We started to get ready like the schedule laid out (the men even showed up early!) and prayed continuously that everything would still be okay. As it would happen, not only was it raining with little chance of a break, there was also insane fog, and only 65° in the middle of July. We pulled an audible so our guests wouldn’t freeze **& possibly be struck by lightning… and my dad and the groomsmen moved every piece of furniture in our rental cabin so we could keep everyone warm and dry for the ceremony during our first look.

guys. let me tell you. NOTHING else mattered once I saw my Groom. all I cared about was being his wife. So we rolled with the punches. & took our Bridal Party photos with alllll kinds of cars in the back. (get you some photographers that can work m a g i c like Kidron and Becca did. I promise you won’t regret it.


We have the sweetest community. The people that stood with us are some of my absolute favorite people in the world. They have loved us and prayed for us and been with us as a couple and before we even knew each other. They have prayed us through some of the sweetest and hardest times in our lives (especially my side— sorry guys!), and we could not be more blessed to call them friends *and family.

I cannot tell you how many times we've heard that ours was the sweetest, most genuine, and most meaningful ceremony that someone has ever been to. Obviously, we are inclined to agree. But actually, I'm pretty sure that I've never seen such a high percentage of wedding guests cry during a ceremony.

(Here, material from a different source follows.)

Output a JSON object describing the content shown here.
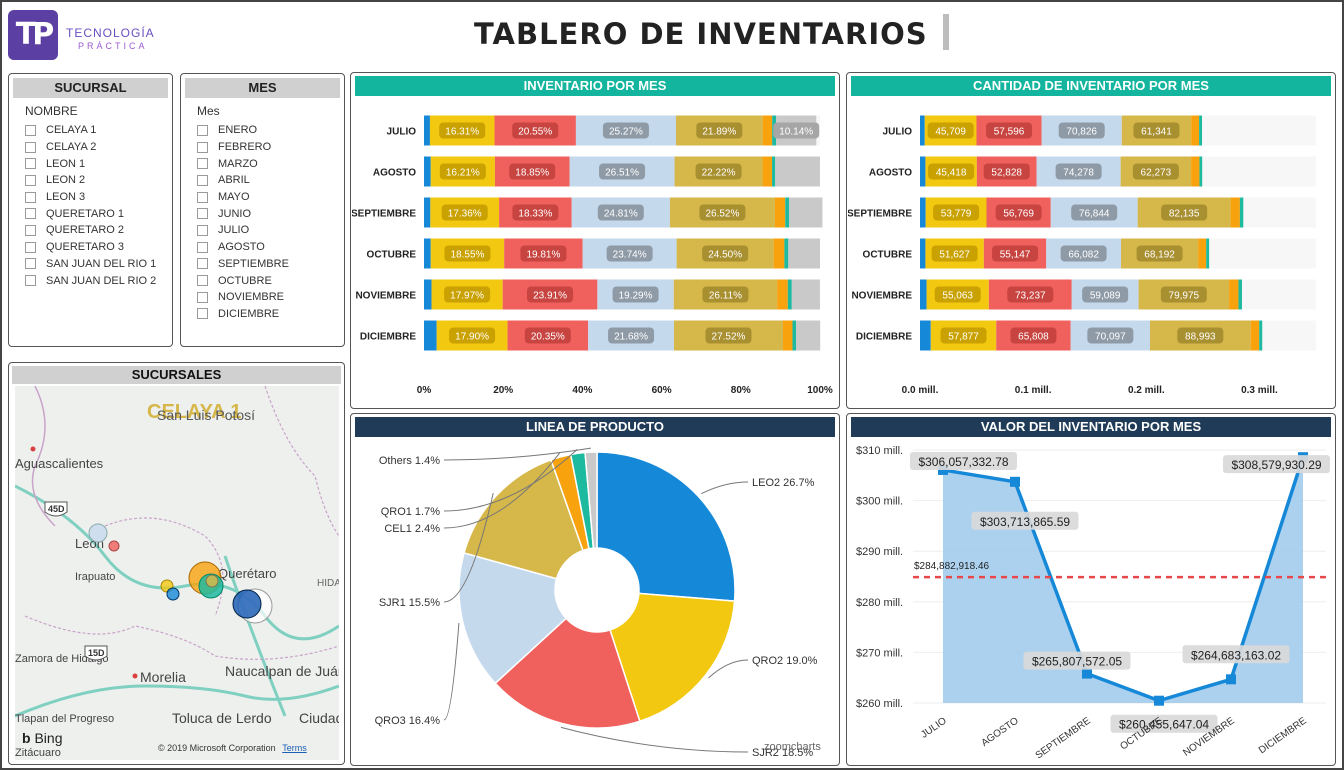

During our ceremony, we had my incredibly talented brother-in-law sing our favorite hymn, "Come Thou Fount" acapella as we tied a knot from our "climbing rope" (peep our knot in the top left corner of the next shot) as a unity ceremony to symbolize that like our knot, our marriage would only get stronger under stress.

Tyler managed to not drop me on our first kiss (though we weren't so lucky every time after this when we recreated it), and we walked back down the aisle to "Ain't No Mountain High Enough." I originally picked it because we were getting married on a mountain, and I love old songs. It was so much more fitting after we adjusted our plans 5839034094 times because all we wanted was to be married and truly, nothing could keep me from this man.


I can't say enough good things about our families. About how they didn't give us too hard of a time when we told them we wanted to get married on a mountain, about how they made sure our day reflected who we are, about all the ways they let us toss tradition out the window, about how many times we changed the plans and they all adapted, about how hard they all worked to make sure we felt loved and celebrated, about what spectacular humans they all are. We are so blessed.

Our reception was the sweetest. We only wish we could have lingered longer. Homemade pound cakes, the most perfect cake topper, toasts and prayers, a song about a hurricane of a girl and all the people that told him to run. Tyler and his mom cut a rug with a choreographed & deeply rehearsed dance, and my dad & I sobbed through Michael W. Smith. Our flower girl (my / **our/ dog) freaked at the noise during the mother/son dance and tried to crawl in my lap and cover my dress with muddy paw prints & black hair, my dress came un-bustled, and I almost tripped at least 12 times. We loved every second.

& then it stopped raining

The clouds moved out for just long enough to climb our mountain and share it with our parents for the very first time. We got to say our vows in the spot we had so perfectly picked the night before. The place where we met. The place we came back to when our hearts were longing for the tall places. We got our chacos muddy & our dog muddy & my dress muddy & our hearts were light.

Gosh, I hope you too have the wedding of your dreams. I hope you find the same peace if nothing works like you’d planned. I hope you know that nothing but your marriage matters on your special day. I hope that you get a day that means as much to you as ours still does to me over a year later.